2021-01-11 00:00:00 +0000 UTC

After I wrote an Ansible role to better modularize my GitLab runner configuration, I started some new Debian VMs using FAI to test the role in the production pipeline for my KVM Conjurer project. I realized quickly that my GitLab controller was not communicating with the runners. Runners would show up in the GUI but would not take jobs or have further communication with the controller.

Very strange. It took me a couple of tries poking around to figure out what exactly was going on.

My very first assumption was that something I’d done in setting up the servers was causing the error. I deleted the VMs, spun up two fresh instances, and ran my playbook again. But again the runners were not communicating with the controller.
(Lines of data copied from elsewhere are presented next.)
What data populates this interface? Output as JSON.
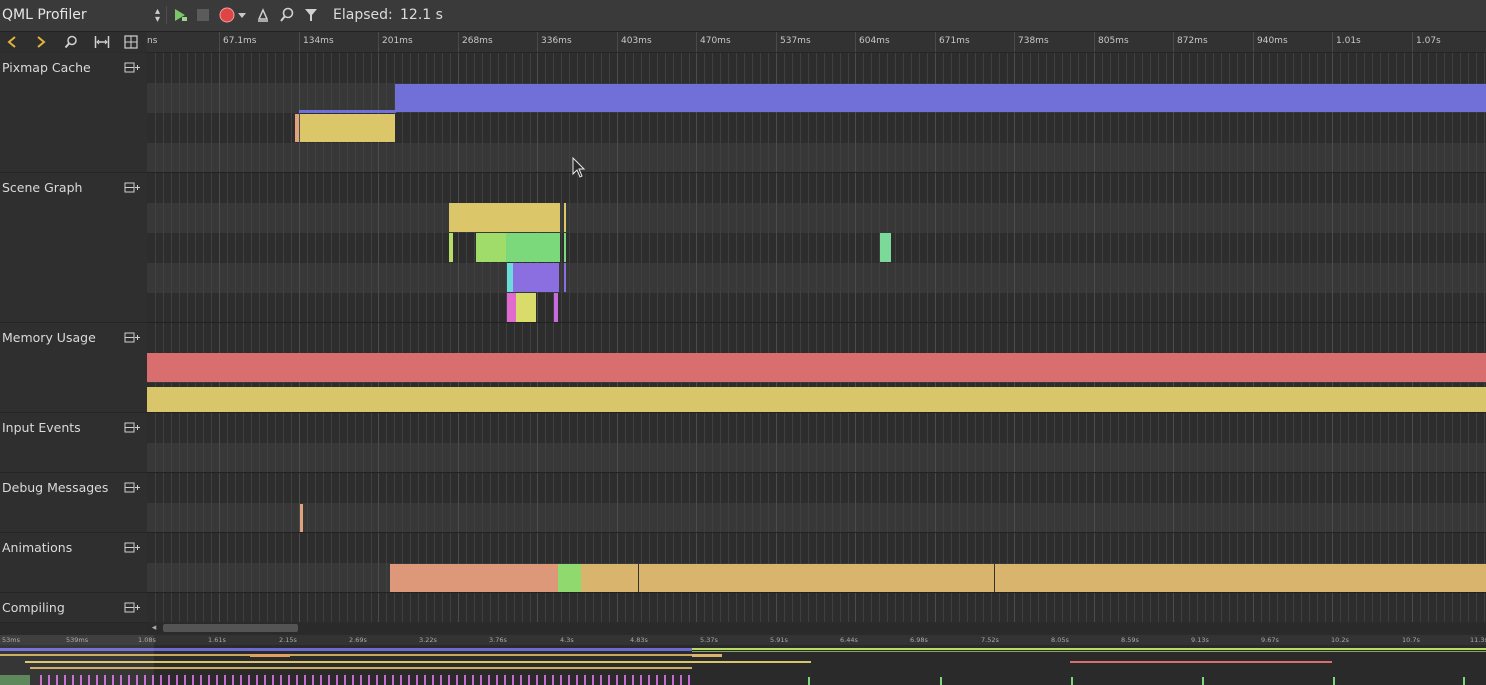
{
  "toolbar": {
    "view_selector": "QML Profiler",
    "elapsed_label": "Elapsed:",
    "elapsed_value": "12.1 s",
    "buttons": [
      "play-profiling-icon",
      "stop-icon",
      "record-icon",
      "record-options-icon",
      "clear-icon",
      "search-icon",
      "filter-icon"
    ]
  },
  "nav": {
    "buttons": [
      "chevron-left-icon",
      "chevron-right-icon",
      "zoom-icon",
      "range-select-icon",
      "range-lock-icon"
    ]
  },
  "ruler": {
    "ticks": [
      "ns",
      "67.1ms",
      "134ms",
      "201ms",
      "268ms",
      "336ms",
      "403ms",
      "470ms",
      "537ms",
      "604ms",
      "671ms",
      "738ms",
      "805ms",
      "872ms",
      "940ms",
      "1.01s",
      "1.07s"
    ]
  },
  "categories": [
    {
      "name": "Pixmap Cache"
    },
    {
      "name": "Scene Graph"
    },
    {
      "name": "Memory Usage"
    },
    {
      "name": "Input Events"
    },
    {
      "name": "Debug Messages"
    },
    {
      "name": "Animations"
    },
    {
      "name": "Compiling"
    }
  ],
  "overview": {
    "ticks": [
      "53ms",
      "539ms",
      "1.08s",
      "1.61s",
      "2.15s",
      "2.69s",
      "3.22s",
      "3.76s",
      "4.3s",
      "4.83s",
      "5.37s",
      "5.91s",
      "6.44s",
      "6.98s",
      "7.52s",
      "8.05s",
      "8.59s",
      "9.13s",
      "9.67s",
      "10.2s",
      "10.7s",
      "11.3s"
    ]
  },
  "colors": {
    "pixmap_blue": "#7070d8",
    "pixmap_yellow": "#dcc66a",
    "memory_red": "#d96e6e",
    "memory_yellow": "#d9c56a",
    "anim_salmon": "#dc9878",
    "anim_tan": "#d9b46c",
    "sg_green": "#7bd97b",
    "sg_violet": "#8b6ee0"
  }
}
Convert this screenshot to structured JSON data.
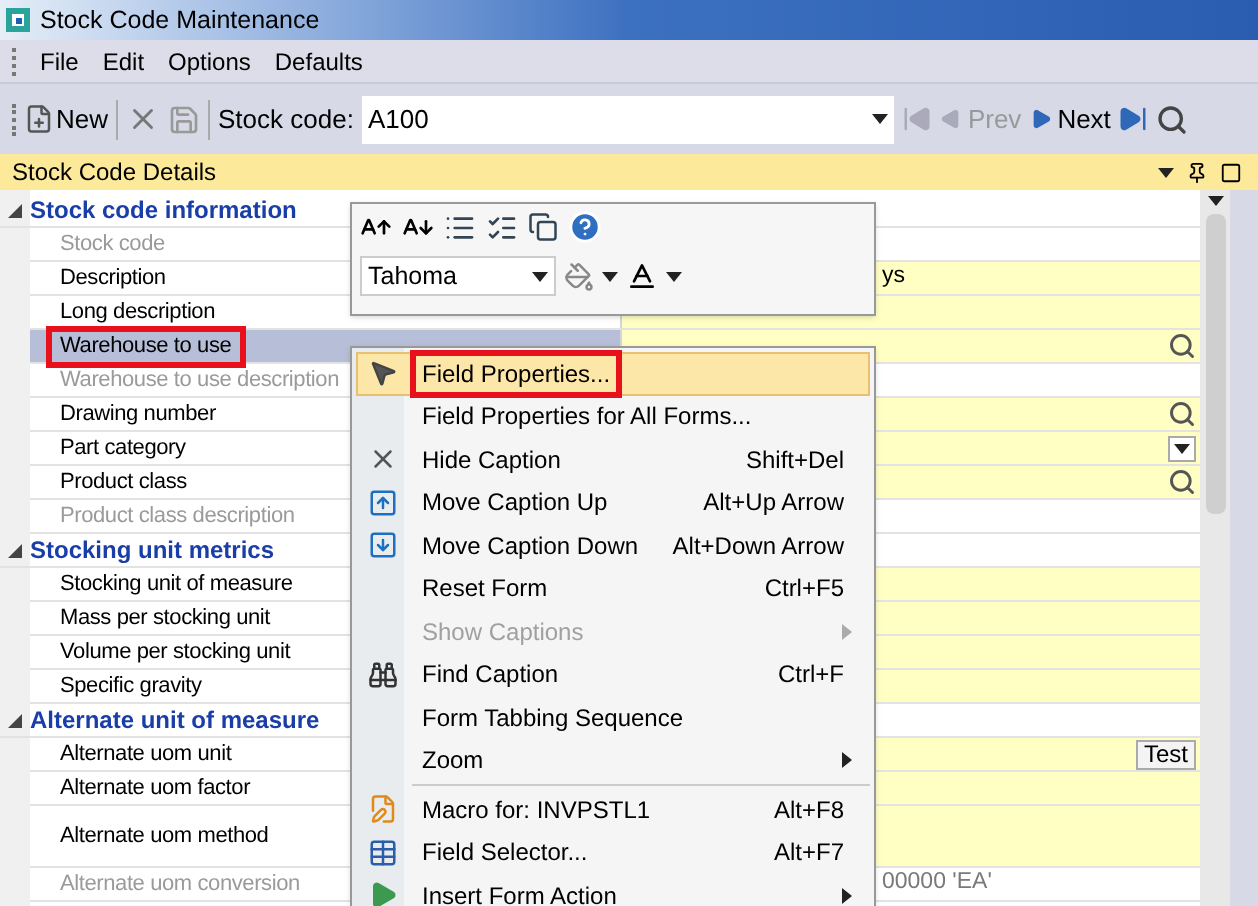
{
  "window": {
    "title": "Stock Code Maintenance"
  },
  "menu_bar": [
    "File",
    "Edit",
    "Options",
    "Defaults"
  ],
  "toolbar": {
    "new": "New",
    "stock_code_label": "Stock code:",
    "stock_code_value": "A100",
    "prev": "Prev",
    "next": "Next"
  },
  "panel": {
    "title": "Stock Code Details"
  },
  "groups": [
    {
      "title": "Stock code information",
      "expanded": true,
      "rows": [
        {
          "label": "Stock code",
          "kind": "plain",
          "editable": false,
          "disabled": true,
          "selected": false,
          "annotated": false
        },
        {
          "label": "Description",
          "kind": "plain",
          "editable": true,
          "disabled": false,
          "selected": false,
          "annotated": false,
          "value": "ys"
        },
        {
          "label": "Long description",
          "kind": "plain",
          "editable": true,
          "disabled": false,
          "selected": false,
          "annotated": false
        },
        {
          "label": "Warehouse to use",
          "kind": "lookup",
          "editable": true,
          "disabled": false,
          "selected": true,
          "annotated": true
        },
        {
          "label": "Warehouse to use description",
          "kind": "plain",
          "editable": false,
          "disabled": true,
          "selected": false,
          "annotated": false
        },
        {
          "label": "Drawing number",
          "kind": "lookup",
          "editable": true,
          "disabled": false,
          "selected": false,
          "annotated": false
        },
        {
          "label": "Part category",
          "kind": "dropdown",
          "editable": true,
          "disabled": false,
          "selected": false,
          "annotated": false
        },
        {
          "label": "Product class",
          "kind": "lookup",
          "editable": true,
          "disabled": false,
          "selected": false,
          "annotated": false
        },
        {
          "label": "Product class description",
          "kind": "plain",
          "editable": false,
          "disabled": true,
          "selected": false,
          "annotated": false
        }
      ]
    },
    {
      "title": "Stocking unit metrics",
      "expanded": true,
      "rows": [
        {
          "label": "Stocking unit of measure",
          "kind": "plain",
          "editable": true,
          "disabled": false,
          "selected": false,
          "annotated": false
        },
        {
          "label": "Mass per stocking unit",
          "kind": "plain",
          "editable": true,
          "disabled": false,
          "selected": false,
          "annotated": false
        },
        {
          "label": "Volume per stocking unit",
          "kind": "plain",
          "editable": true,
          "disabled": false,
          "selected": false,
          "annotated": false
        },
        {
          "label": "Specific gravity",
          "kind": "plain",
          "editable": true,
          "disabled": false,
          "selected": false,
          "annotated": false
        }
      ]
    },
    {
      "title": "Alternate unit of measure",
      "expanded": true,
      "rows": [
        {
          "label": "Alternate uom unit",
          "kind": "button",
          "button": "Test",
          "editable": true,
          "disabled": false,
          "selected": false,
          "annotated": false
        },
        {
          "label": "Alternate uom factor",
          "kind": "plain",
          "editable": true,
          "disabled": false,
          "selected": false,
          "annotated": false
        },
        {
          "label": "Alternate uom method",
          "kind": "multiline",
          "editable": true,
          "disabled": false,
          "selected": false,
          "annotated": false
        },
        {
          "label": "Alternate uom conversion",
          "kind": "plain",
          "editable": false,
          "disabled": true,
          "selected": false,
          "annotated": false,
          "value": "00000 'EA'"
        }
      ]
    }
  ],
  "mini_toolbar": {
    "font": "Tahoma"
  },
  "context_menu": [
    {
      "kind": "item",
      "label": "Field Properties...",
      "submenu": false,
      "disabled": false,
      "selected": true,
      "annotated": true
    },
    {
      "kind": "item",
      "label": "Field Properties for All Forms...",
      "submenu": false,
      "disabled": false,
      "selected": false,
      "annotated": false
    },
    {
      "kind": "item",
      "label": "Hide Caption",
      "shortcut": "Shift+Del",
      "submenu": false,
      "disabled": false,
      "selected": false,
      "annotated": false
    },
    {
      "kind": "item",
      "label": "Move Caption Up",
      "shortcut": "Alt+Up Arrow",
      "submenu": false,
      "disabled": false,
      "selected": false,
      "annotated": false
    },
    {
      "kind": "item",
      "label": "Move Caption Down",
      "shortcut": "Alt+Down Arrow",
      "submenu": false,
      "disabled": false,
      "selected": false,
      "annotated": false
    },
    {
      "kind": "item",
      "label": "Reset Form",
      "shortcut": "Ctrl+F5",
      "submenu": false,
      "disabled": false,
      "selected": false,
      "annotated": false
    },
    {
      "kind": "item",
      "label": "Show Captions",
      "submenu": true,
      "disabled": true,
      "selected": false,
      "annotated": false
    },
    {
      "kind": "item",
      "label": "Find Caption",
      "shortcut": "Ctrl+F",
      "submenu": false,
      "disabled": false,
      "selected": false,
      "annotated": false
    },
    {
      "kind": "item",
      "label": "Form Tabbing Sequence",
      "submenu": false,
      "disabled": false,
      "selected": false,
      "annotated": false
    },
    {
      "kind": "item",
      "label": "Zoom",
      "submenu": true,
      "disabled": false,
      "selected": false,
      "annotated": false
    },
    {
      "kind": "separator"
    },
    {
      "kind": "item",
      "label": "Macro for: INVPSTL1",
      "shortcut": "Alt+F8",
      "submenu": false,
      "disabled": false,
      "selected": false,
      "annotated": false
    },
    {
      "kind": "item",
      "label": "Field Selector...",
      "shortcut": "Alt+F7",
      "submenu": false,
      "disabled": false,
      "selected": false,
      "annotated": false
    },
    {
      "kind": "item",
      "label": "Insert Form Action",
      "submenu": true,
      "disabled": false,
      "selected": false,
      "annotated": false
    }
  ]
}
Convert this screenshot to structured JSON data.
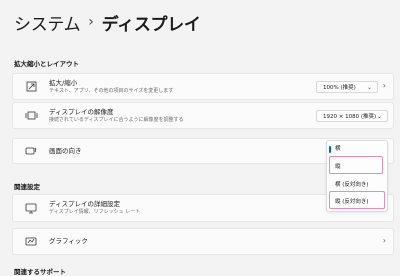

Next, I opened up /etc/gitlab-runner/config.toml on one of my runner boxes. The entire content was:

concurrent = 1
check_interval = 0

[session_server]
  session_timeout = 1800
executor = shell

Strange! No [[runners]] section and the executor line standing on its own. I thought I might have had a major misunderstanding of the regex used to ensure the executor was set to shell (a hacky solution I was unhappy with). I commented out that section of my playbook and started again from scratch. This time, a config.toml similarly sparse:

concurrent = 1
check_interval = 0

[session_server]
  session_timeout = 1800

Stranger still. No Ansible task that might be stomping on the rest of the configuration file. I consider copying a known-good configuration file after running the registration command. So I tried manually registering the runner with the gitlab-runner CLI utility. And I got a working config.toml and a runner that would take jobs!

But the registration command gets each runner a unique token. So just copying a good configuration file is out of the question. A bit of Google searching later and I see a few Ansible roles online that invoke the gitlab-runner register CLI command instead of using the community module like I had been. I modify my task to do that instead.

And it works! But I’m still unsure why the module is broken. I know that it is using an earlier version of the gitlab-python library, so my best guess is that the library version it is using doesn’t know how to register with a more recent GitLab controller. An updated module would be nice if this is the case. But a role making use of the CLI tooling works perfectly for now.

Overall this process was a good proving of the basic troubleshooting methodology: identify where it breaks, make a hypothesis, and test that hypothesis. When your hypothesis isn’t quite right, test a slightly different way to identify where the problem lies.

Tags: ansible gitlab